岩手県大槌町は、4月に町内の2カ所で相次いで発生した大規模な山林火災について、発生から38日目となった5月29日、鎮火を宣言しました。
町の人からは「ようやくゆっくり寝られる」と安堵の声が聞かれました。

大槌町 平野公三町長
「この度の林野火災の鎮火を午後1時に宣言いたします」

大槌町の平野公三町長は29日、4月に町内で発生した大規模な山林火災について、午後1時に鎮火を宣言しました。

この山林火災は4月22日の午後2時ごろ、大槌町の小鎚地区で発生し、その約2時間半後、10kmほど離れた吉里吉里地区周辺でも発生したものです。

町内2カ所で相次いで発生した山林火災を受け、町は一時、人口の3割ほどに当たる3257人に避難指示を出しました。

町によりますと、焼失面積は小鎚地区と吉里吉里地区周辺を合わせて1633haに達し、2025年2月、大船渡市で発生した山林火災に次ぎ、平成以降では国内2番目の規模となっています。

5月2日には延焼のおそれがなくなったとして鎮圧が発表され、これまでに住宅1棟を含む建物8棟の全焼のほか、2人が軽いけがをしたことが確認されています。

そして発生から38日目となった5月29日。
平野町長は午前10時ごろ、県の防災ヘリに乗り、消防とともに上空から山林火災の現場を視察。

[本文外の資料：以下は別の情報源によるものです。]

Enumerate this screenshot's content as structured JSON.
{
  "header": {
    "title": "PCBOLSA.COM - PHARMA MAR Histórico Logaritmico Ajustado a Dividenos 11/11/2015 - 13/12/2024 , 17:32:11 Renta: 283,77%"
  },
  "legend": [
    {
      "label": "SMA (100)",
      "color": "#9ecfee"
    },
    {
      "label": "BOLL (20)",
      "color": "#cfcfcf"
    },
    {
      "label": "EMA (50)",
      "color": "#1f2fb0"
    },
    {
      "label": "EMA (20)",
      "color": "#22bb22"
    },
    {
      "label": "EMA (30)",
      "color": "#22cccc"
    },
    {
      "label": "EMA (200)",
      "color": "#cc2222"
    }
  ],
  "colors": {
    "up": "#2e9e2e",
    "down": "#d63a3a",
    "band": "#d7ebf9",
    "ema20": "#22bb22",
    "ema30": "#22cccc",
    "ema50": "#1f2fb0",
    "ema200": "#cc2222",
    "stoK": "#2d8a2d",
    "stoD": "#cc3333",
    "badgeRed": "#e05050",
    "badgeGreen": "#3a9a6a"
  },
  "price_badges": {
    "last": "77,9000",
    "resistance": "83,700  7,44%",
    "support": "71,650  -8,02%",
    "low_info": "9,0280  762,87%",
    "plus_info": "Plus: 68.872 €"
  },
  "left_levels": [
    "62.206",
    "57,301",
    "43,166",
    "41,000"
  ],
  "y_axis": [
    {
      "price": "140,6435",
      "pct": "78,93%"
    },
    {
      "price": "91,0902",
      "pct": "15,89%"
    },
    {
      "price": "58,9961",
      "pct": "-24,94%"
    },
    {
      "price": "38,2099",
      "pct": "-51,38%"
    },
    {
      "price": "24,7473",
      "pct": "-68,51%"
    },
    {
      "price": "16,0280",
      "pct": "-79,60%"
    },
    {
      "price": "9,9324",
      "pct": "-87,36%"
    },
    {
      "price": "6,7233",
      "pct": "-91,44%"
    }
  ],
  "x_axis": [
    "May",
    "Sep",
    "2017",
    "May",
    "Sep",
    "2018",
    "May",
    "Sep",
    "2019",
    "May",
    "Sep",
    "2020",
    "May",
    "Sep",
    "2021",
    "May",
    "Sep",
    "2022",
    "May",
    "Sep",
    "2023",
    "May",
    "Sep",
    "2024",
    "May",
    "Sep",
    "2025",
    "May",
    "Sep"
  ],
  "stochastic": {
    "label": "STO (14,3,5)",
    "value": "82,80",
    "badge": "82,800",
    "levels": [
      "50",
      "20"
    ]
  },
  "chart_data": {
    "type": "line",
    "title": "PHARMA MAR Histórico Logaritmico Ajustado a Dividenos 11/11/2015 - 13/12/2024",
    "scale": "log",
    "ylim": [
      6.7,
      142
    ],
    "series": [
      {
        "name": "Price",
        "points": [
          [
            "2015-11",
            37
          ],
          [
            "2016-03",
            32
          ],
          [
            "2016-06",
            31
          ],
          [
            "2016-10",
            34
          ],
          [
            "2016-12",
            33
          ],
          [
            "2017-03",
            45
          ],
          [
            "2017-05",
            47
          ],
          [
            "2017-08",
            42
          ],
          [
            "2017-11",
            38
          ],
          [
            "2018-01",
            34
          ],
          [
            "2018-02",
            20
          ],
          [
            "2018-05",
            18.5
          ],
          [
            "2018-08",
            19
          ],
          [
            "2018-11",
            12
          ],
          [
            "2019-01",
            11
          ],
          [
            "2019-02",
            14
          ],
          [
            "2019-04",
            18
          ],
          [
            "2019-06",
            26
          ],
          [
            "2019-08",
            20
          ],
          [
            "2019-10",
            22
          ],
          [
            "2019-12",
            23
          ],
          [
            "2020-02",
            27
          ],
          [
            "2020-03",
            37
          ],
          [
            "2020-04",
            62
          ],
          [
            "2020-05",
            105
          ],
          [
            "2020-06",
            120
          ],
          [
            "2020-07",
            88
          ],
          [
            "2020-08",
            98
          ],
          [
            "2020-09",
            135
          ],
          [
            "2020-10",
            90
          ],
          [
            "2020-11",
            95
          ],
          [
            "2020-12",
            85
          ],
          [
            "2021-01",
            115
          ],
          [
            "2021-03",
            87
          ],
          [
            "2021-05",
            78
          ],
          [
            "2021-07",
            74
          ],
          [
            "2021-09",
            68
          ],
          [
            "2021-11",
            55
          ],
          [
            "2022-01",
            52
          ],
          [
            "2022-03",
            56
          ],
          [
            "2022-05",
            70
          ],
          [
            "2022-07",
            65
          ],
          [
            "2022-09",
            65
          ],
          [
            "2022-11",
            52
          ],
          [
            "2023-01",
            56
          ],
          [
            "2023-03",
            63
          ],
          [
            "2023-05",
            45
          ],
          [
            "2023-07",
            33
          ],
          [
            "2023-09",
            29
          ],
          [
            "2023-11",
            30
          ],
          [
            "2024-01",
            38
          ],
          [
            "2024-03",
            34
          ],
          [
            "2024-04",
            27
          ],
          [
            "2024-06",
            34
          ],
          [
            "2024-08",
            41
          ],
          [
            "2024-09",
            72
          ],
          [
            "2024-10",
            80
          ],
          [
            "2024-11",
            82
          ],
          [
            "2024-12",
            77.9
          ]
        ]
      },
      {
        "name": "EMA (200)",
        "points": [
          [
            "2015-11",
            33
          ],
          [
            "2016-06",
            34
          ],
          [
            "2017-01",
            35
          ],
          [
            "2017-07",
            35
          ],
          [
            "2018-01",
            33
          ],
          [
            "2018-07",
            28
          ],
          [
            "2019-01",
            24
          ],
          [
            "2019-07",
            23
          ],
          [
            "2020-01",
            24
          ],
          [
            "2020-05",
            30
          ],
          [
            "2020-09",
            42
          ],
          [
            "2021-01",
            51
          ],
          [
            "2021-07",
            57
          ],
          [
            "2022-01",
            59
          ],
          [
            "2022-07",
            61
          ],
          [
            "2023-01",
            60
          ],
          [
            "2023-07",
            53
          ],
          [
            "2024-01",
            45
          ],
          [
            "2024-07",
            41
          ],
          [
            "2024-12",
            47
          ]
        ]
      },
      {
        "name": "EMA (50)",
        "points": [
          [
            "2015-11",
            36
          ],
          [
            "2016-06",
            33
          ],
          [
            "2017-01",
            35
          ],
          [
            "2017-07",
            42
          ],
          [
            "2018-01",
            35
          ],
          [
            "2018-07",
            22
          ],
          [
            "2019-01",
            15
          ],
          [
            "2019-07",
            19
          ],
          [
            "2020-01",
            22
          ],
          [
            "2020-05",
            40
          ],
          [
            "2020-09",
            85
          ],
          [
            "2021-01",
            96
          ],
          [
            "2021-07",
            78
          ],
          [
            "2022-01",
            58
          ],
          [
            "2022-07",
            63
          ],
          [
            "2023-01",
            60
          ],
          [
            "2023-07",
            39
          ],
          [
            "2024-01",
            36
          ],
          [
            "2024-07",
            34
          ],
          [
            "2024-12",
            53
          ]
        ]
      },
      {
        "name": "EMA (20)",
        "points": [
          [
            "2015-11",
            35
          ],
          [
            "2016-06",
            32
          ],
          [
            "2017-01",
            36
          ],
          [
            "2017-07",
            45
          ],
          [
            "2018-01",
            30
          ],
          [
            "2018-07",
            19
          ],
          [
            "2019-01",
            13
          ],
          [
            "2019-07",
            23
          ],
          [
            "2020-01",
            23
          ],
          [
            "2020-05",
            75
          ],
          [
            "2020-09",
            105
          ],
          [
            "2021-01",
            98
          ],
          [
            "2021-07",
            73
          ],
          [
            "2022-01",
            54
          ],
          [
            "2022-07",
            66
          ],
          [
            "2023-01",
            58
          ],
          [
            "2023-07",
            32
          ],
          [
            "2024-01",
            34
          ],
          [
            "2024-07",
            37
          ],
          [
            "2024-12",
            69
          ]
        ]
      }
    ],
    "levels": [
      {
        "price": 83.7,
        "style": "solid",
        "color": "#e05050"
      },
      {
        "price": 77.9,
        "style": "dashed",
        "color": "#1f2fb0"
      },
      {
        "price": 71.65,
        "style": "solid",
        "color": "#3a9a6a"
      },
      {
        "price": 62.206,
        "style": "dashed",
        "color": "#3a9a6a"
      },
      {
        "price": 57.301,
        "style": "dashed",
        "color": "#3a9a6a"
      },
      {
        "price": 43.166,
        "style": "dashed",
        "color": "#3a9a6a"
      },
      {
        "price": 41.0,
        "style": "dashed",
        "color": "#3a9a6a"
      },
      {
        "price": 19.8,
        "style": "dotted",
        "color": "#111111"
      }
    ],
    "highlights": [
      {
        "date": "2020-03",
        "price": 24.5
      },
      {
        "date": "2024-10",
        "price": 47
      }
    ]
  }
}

その結果、29日まで約2週間にわたって熱源が確認されなかったことなどから、消防が鎮火したと判断し、町の鎮火宣言に至ったということです。

山林火災の鎮火を受け、町の人からは安堵の声が聞かれました。

大槌町民
「安心した、きょうでゆっくり寝られる」
「火がくすぶっているところあったりして気が気ではなかった。きょう、やっと鎮火宣言が出てうれしく思っている」

こうした中、政府は29日この山林火災について局地激甚災害に指定することを正式に決定しました。

施行は6月3日からで、これにより被害を受けた樹木の伐採や、運搬などにかかる経費の半分が国によって補助されます。

大槌町 平野公三町長
「森林再生に向け 関係機関・団体の協力を得て進めていく必要があると思う。地域経済をどう盛り上げていくかも一つの課題としているので、鋭意 努力をしていかなければならない」

町は森林の復旧に向けて、関係機関でつくる「林地再生対策協議会」を5月設立し、6月から具体策の協議を進めるほか、観光需要の回復についても県の事業との連携を検討するとしています。

宣言には、5月6日に町内の城山体育館周辺で約2haを焼いた山林火災も含まれるということです。